The last skein came, and as she wound it, Sylvia's glance involuntarily rose from the strong hands to the face above them, and lingered there, for the penetrating gaze was averted, and an unwonted mildness inspired confidence as its usual expression of power commanded respect. His silence troubled her, and with curious yet respectful scrutiny, she studied his face as she had never done before. She found it full of a noble gravity and kindliness; candor and courage spoke in the lines of the mouth, benevolence and intellect in the broad arch of the forehead, ardor and energy in the fire of the eye, and on every lineament the stamp of that genuine manhood, which no art can counterfeit. Intent upon discovering the secret of the mastery he exerted over all who approached him, Sylvia had quite forgotten herself, when suddenly Warwick's eyes were fixed full upon her own. What spell lay in them she could not tell, for human eye had never shed such sudden summer over her. Admiration was not in it, for it did not agitate; nor audacity, for it did not abash; but something that thrilled warm through blood and nerves, that filled her with a glad submission to some power, absolute yet tender, and caused her to turn her innocent face freely to his gaze, letting him read therein a sentiment for which she had not yet found a name.

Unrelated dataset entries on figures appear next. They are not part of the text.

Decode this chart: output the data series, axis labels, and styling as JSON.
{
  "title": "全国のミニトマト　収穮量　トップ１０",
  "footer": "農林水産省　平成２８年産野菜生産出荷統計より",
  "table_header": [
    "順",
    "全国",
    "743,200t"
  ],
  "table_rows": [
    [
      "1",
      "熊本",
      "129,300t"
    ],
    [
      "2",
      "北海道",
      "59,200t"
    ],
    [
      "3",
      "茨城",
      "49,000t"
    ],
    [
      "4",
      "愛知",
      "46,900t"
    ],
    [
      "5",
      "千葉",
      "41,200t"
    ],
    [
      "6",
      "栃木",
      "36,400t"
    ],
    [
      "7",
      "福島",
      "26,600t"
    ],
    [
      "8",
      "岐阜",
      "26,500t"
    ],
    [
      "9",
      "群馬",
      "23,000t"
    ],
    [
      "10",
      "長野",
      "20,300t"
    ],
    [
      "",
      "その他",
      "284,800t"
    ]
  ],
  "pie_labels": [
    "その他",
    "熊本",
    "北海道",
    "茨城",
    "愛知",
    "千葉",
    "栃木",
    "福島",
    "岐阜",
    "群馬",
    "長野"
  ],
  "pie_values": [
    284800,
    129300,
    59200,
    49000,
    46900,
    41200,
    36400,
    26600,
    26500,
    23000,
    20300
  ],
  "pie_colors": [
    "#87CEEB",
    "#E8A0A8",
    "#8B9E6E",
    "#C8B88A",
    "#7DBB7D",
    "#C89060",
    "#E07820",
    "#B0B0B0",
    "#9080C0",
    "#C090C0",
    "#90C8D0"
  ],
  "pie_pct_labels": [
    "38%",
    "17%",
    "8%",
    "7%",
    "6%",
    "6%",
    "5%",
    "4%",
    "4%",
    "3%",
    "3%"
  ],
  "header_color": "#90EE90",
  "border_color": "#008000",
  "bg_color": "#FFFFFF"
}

It lasted but a moment; yet in that moment, each saw the other's heart, and each turned a new page in the romance of their lives. Sylvia's eyes fell first, but no blush followed, no sign of anger or perplexity, only a thoughtful silence, which continued till the last violet thread dropped from his hands, and she said almost regretfully--

"This is the end."

"Yes, this is the end."

As he echoed the words Warwick rose suddenly and went to talk with Mark, whose sketch was done. Sylvia sat a moment as if quite forgetful where she was, so absorbing was some thought or emotion. Presently she seemed to glow and kindle with an inward fire; over face and forehead rushed an impetuous color, her eyes shone, and her lips trembled with the fluttering of her breath. Then a panic appeared to seize her, for, stealing noiselessly away, she hurried to her room, and covering up her face as if to hide it even from herself, whispered to that full heart of hers, with quick coming tears that belied the words--

"Now I know why I am happy!"

How long she lay there weeping and smiling in the moonlight she never knew. Her sister's call broke in upon the first love dream she had ever woven for herself, and she went down to bid the friends good night. The hall was only lighted by the moon, and in the dimness of the shadow where she stood, no one saw traces of that midsummer shower on her cheeks, or detected the soft trouble in her eye, but for the first time Moor felt her hand tremble in his own and welcomed the propitious omen.

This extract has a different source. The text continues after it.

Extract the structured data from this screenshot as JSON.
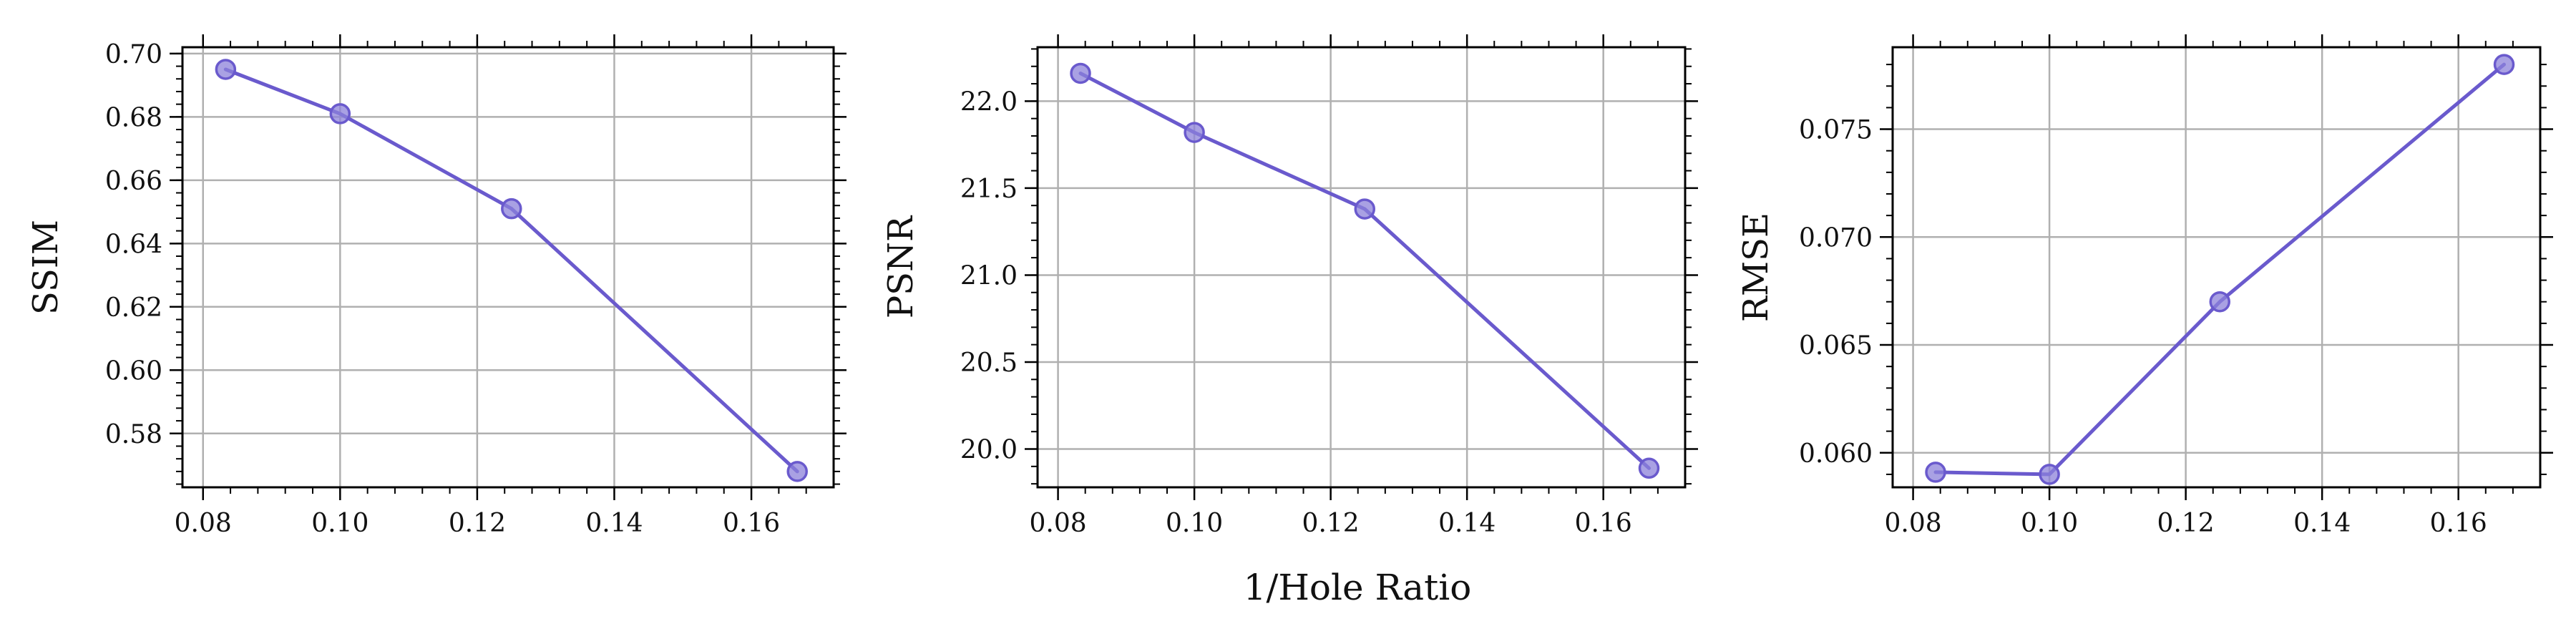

Being an old-fashioned gentleman, Mr. Yule preserved in his family the pleasant custom of hand-shaking, which gives such heartiness to the morning and evening greetings of a household. Moor liked and adopted it; Warwick had never done so, but that night he gave a hand to Prue and Mark with his most cordial expression, and Sylvia felt both her own taken in a warm lingering grasp, although he only said "good by!" Then they went; but while the three paused at the door held by the beauty of the night, back to them on the wings of the wind came Warwick's voice singing the song that Sylvia loved. All down the avenue, and far along the winding road they traced his progress, till the strain died in the distance leaving only the echo of the song to link them to the singer.

When evening came again Sylvia waited on the lawn to have the meeting over in the dark, for love made her very shy. But Moor came alone, and his first words were,

"Comfort me, Sylvia, Adam is gone. He went as unexpectedly as he came, and when I woke this morning a note lay at my door, but my friend was not there."

She murmured some stereotyped regret, but there was a sharp pain at her heart till there came to her the remembrance of Warwick's question, uttered on the spot where she was standing. Some solace she must have, and clinging to this one thought hopefully within herself--

"He has made some promise, has gone to get released from it, and will come back to say what he looked last night. He is so true I will believe in him and wait."

She did wait, but week after week went by and Warwick did not come.